Ci hanno insegnato che il legame di un prodotto di origine zootecnica (salume, formaggio, etc) col territorio è importante per la sua autenticità e la sua valorizzazione. E che per ottenerlo non si può prescindere dall’alimentazione locale . Meglio nutrire un animale da latte con fieni e pascolo piuttosto che con mangime (di cui spesso non si conoscono né le esatte composizioni né la salubrità per via di residui chimici, patogeni, sporigeni, etc.), certo! Ma c’è un “se” e c’è un “ma” che condizionano questa fondante teoria, ed è che i territori in cui si trovano i pascoli e i prati da sfalcio siano tutelati dalla presenza di sorgenti inquinanti locali.
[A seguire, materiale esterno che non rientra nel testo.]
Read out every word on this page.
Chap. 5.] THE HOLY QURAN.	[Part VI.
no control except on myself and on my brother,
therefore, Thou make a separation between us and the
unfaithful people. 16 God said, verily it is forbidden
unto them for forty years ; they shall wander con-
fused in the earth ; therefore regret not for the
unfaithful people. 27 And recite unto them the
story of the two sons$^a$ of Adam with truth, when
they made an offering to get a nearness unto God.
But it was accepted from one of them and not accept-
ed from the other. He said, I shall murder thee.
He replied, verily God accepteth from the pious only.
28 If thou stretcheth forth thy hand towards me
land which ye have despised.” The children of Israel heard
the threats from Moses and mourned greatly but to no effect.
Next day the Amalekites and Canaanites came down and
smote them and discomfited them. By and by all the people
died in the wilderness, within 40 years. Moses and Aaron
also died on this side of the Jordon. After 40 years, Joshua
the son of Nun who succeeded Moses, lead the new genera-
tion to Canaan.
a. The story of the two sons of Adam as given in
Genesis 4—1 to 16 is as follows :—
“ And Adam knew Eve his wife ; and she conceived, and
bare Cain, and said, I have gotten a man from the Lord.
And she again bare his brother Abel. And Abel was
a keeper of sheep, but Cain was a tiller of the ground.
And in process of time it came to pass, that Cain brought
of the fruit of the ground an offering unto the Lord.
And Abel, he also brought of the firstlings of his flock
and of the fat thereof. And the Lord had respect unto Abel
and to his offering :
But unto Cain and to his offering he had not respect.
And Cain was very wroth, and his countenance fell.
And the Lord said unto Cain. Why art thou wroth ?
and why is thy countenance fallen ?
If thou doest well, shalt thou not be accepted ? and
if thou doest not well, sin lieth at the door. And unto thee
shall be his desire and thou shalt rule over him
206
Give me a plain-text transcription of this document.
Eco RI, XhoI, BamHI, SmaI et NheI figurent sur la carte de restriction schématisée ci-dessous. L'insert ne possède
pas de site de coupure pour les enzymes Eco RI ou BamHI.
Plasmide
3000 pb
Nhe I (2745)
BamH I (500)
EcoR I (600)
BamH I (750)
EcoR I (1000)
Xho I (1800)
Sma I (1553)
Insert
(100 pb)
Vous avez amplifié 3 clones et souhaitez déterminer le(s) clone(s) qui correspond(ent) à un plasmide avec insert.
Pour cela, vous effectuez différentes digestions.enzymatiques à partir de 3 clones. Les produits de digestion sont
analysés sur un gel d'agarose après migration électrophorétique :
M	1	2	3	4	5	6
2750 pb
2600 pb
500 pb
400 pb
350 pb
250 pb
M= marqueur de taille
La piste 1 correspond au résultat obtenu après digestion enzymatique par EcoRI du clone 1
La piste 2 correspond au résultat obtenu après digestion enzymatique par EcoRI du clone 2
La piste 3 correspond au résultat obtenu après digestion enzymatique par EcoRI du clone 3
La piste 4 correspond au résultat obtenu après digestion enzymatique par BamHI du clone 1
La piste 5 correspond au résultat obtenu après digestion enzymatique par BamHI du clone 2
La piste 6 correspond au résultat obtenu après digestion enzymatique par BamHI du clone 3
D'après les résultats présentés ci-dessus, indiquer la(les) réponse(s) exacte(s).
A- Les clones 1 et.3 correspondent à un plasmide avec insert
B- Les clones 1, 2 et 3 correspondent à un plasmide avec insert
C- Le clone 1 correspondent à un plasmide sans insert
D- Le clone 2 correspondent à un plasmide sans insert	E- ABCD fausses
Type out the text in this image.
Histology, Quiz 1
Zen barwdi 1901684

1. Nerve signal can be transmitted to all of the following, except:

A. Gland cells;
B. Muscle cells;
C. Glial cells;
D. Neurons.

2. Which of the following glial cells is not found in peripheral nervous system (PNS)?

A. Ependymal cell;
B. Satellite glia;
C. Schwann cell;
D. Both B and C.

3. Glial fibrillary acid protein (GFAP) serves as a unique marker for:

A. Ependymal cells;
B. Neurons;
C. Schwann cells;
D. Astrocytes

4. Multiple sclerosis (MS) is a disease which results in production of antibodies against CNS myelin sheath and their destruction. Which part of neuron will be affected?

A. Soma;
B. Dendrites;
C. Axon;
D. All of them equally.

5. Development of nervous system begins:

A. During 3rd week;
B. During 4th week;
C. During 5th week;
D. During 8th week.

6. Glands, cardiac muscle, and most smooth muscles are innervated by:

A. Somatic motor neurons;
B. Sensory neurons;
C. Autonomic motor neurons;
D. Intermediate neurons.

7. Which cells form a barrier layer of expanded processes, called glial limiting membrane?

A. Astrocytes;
In altre parole, laddove l’economia è largamente agricola gli enti locali dovrebbero attuare una politica assai scrupolosa nei confronti dei nuovi insediamenti produttivi industriali e artigianali, e del loro impatto ambientale. Figuriamoci ad autorizzare un inceneritore o una discarica senza aver garantito delle certezze agli allevatori, ai coltivatori, ai consumatori.
Tutto questo per introdurre il progetto di una mega-inceneritore (ipocritamente chiamato “termovalorizzatore”) ad Ugozzolo, 4 chilometri dal centro di Parma, in piena area agricola, in una delle aree in cui agricoltura e zootecnia hanno da sempre puntato a fare qualità, innanzitutto con la filiera del Parmigiano-Reggiano. In sostanza, un inceneritore contro cui da tempo si battono comitati civici, ambientalisti, allevatori e agricoltori, che con l’approssimarsi della sua realizzazione fanno registrare un nuovo innalzamento dei toni, e le giuste recriminazioni che puntano ad ottenere una permanente presenza di una rappresentanza di base negli organismi di controllo dell’impianto.
Se da una parte gli amministratori locali si dichiarano possibilisti e collaborativi, dall’altra cresce il malcontento, anche e soprattutto quello delle rappresentanze agricole – Coldiretti e Cia in testa – che lamentano di non essere state ancora coinvolte fattivamente a protezione di quelle realtà produttive come il pomodoro e l’erba medica di cui la zona è ricca.
In attesa che la provincia accolga le molte istanze sin qui ricevute, l’idea che una nuova ombra cali sull’immagine del “re” dei formaggi è l’unica certezza che mestamente si va radicando tra la gente.